The bachelorette party’s itinerary, which included a NASCAR race and seeing Chappelle’s comedy show in San Diego, looked more like a chilly weekend than the wild celebration one might have expected.
Kelce and his crew showed up to watch the show and then left on a party bus, but the overall atmosphere remained relatively subdued.
“I’m shocked; I’ve never seen anything like it. A bachelor party without prostitutes,” Chappelle quipped during an interview on CNN.
“Live broadcast on the eve of independence.”
Chappelle couldn’t believe how restrained everything was, noting that he’d never experienced a bachelor party like this before.
Chappelle’s absence from the guest list remains one of the most talked-about details in the story, especially given his connection to the bachelor party festivities and his stature in the entertainment industry.
“You’d think I’d get an invite, but I didn’t.
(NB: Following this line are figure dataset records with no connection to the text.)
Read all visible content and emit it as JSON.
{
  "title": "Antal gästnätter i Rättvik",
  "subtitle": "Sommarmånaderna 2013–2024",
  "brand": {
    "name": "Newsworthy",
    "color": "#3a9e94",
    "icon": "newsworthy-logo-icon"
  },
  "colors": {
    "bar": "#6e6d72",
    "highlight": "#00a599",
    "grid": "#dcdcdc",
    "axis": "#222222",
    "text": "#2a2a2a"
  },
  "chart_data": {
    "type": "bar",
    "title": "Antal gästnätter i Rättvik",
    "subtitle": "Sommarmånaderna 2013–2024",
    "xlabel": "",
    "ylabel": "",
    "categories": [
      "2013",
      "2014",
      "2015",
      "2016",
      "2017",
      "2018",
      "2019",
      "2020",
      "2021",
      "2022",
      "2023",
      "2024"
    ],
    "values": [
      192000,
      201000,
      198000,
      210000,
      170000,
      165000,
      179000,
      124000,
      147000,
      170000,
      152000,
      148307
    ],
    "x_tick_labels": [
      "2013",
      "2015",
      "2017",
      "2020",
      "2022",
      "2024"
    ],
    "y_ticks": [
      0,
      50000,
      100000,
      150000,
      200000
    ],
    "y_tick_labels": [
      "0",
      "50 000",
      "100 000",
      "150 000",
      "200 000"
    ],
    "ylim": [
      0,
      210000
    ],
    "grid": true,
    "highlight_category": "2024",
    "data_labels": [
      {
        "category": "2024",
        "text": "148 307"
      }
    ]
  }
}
I didn’t make 15,000 of my closest friends,” Chappelle joked of the July 3 wedding, where the couple exchanged vows in front of their closest celebrities and industry figures.
What made the whole situation even more interesting was the contrast between the lavish wedding celebrations and what was going on outside the walls of MSG.
New York City is being scorched by a brutal heat wave, with temperatures exceeding 100 degrees, while the city is also facing blackouts and outages that are affecting ordinary people.
While about 1,000 guests enjoyed air-conditioned luxury inside the venue, thousands of Swifties camped outside in the sweltering heat while New Yorkers struggled with crumbling infrastructure on a daily basis.
The disconnect between the star-studded celebrations and the city’s crisis became impossible to ignore, with residents and fans expressing genuine frustration at the timing and scale of the event.
The sheer scale of the wedding, combined with the extreme weather conditions, created a perfect storm of resentment among locals who felt they were being forgotten while resources and attention were taken away from the couple’s big day.
What was supposed to be a fairytale celebration became a symbol of the inequality playing out across the city in real time.